The Criterion originated as St. Louis Life, an offshoot of New York Life magazine. The two magazines shared editorial content until Grace L. Davidson purchased St. Louis Life in 1896 and changed the name to The Criterion. She ended the magazine's relationship with New York Life and began publishing original material. The following year Davidson appointed Henry Dumay as editor. Dumay urged Davidson to relocate the magazine to New York. She agreed and the September 25, 1897, issued debuted as a New York publication.

The Criterion proved instantly popular because it eschewed the typical arts and letters coverage with instead more provocative articles and illustrations. It was fun and high-spirited. Dumay soon recruited Pollard, Hughes, Vance Thompson, James L. Ford and Arthur Guitermann among many others to contribute to the magazine's editorial content.

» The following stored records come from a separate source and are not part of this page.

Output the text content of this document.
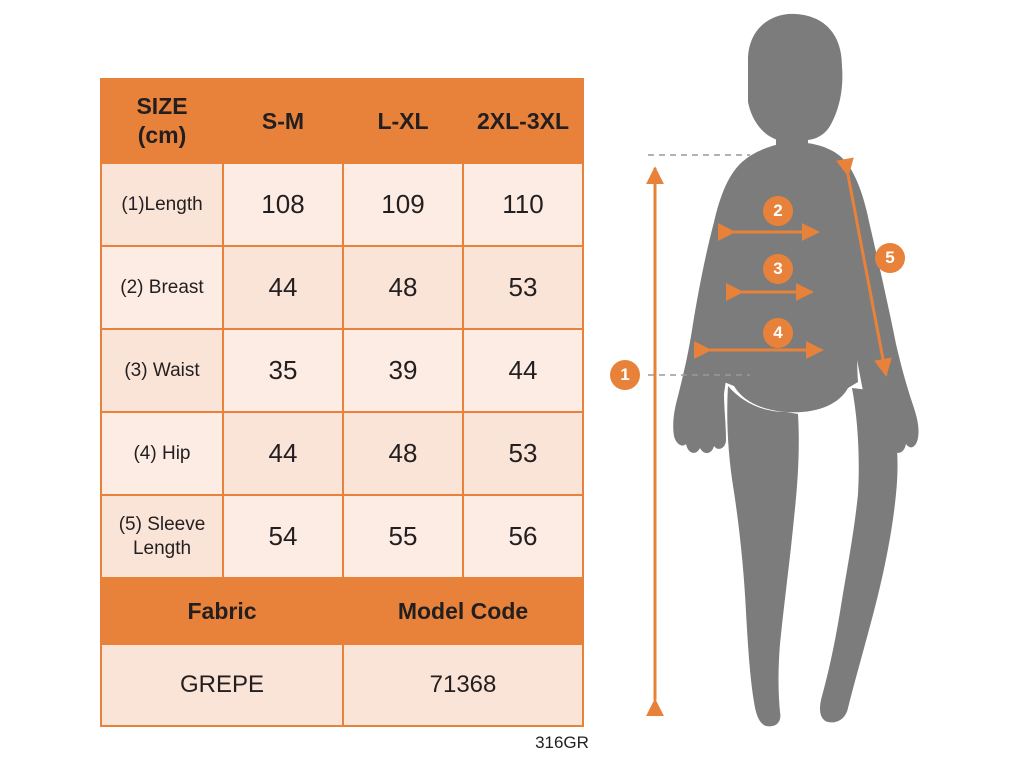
SIZE
(cm)	S-M	L-XL	2XL-3XL
(1)Length	108	109	110
(2) Breast	44	48	53
(3) Waist	35	39	44
(4) Hip	44	48	53
(5) Sleeve Length	54	55	56
Fabric		Model Code	
GREPE		71368	
316GR
1
2
3
4
5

Davidson fired Dumay in January 1898 after he penned a risqué piece of satire over the “little sanitary stops of a French dancer’s dog.” Hughes filled in as the interim editor until Davidson hired Joseph I. C. Clarke, an Irish Fenian revolutionary with a taste for pushing boundaries. Yet Clarke, who had worked for the New York Herald, knew his audience and understood Davidson's editorial direction and kept his youthful fervor in check.

Clarke recruited Rob Wagner, a graduate of the University of Michigan, who illustrated for The Wrinkle and The Clack Book and for the Detroit Free Press. Wagner used heavy reds and a poster-style technique on The Criterions covers. His portrait of a young Theodore Roosevelt gained attention and was widely circulated. During the Spanish–American War, he spent a brief period in Cuba illustrating scenes.

The staff was ambitious, creating in 1898 The Criterion Theatre. The Criterion Theatre attracted New York's intellectual and artistic community. For many writers and artists, The Criterion Theatre served as a foundation for their embrace of socialism and left-leaning politics. Wagner, for example, cited his tenure at The Criterion for his exposure to progressive politics. He later illustrated and edited The Western Comrade and influenced Charlie Chaplin’s liberal politics. He also was an enthusiastic support of Upton Sinclair’s bid for California governor in 1934. The Criterion Theatre staged plays by Henrik Ibsen, Hermann Sundermann and Augustin Daly.

A wealthy St. Louis benefactor funded the magazine's operation at about $4,000 per month, but when Davidson could not turn a profit, the contributor stopped providing money. Davidson also attempted to bypass the American News Company's distribution network for American magazines by establishing her own operation. American News had a powerful and unforgiving monopoly on magazine distribution and Davidson lost thousands of dollars each month. Davidson then hired a distribution manager, but Clarke couldn't work with him. He resigned in 1900 and returned to the Herald. Davidson, without a strong editor, sold the magazine the same year.

The magazine continued as monthly until 1905 when it folded.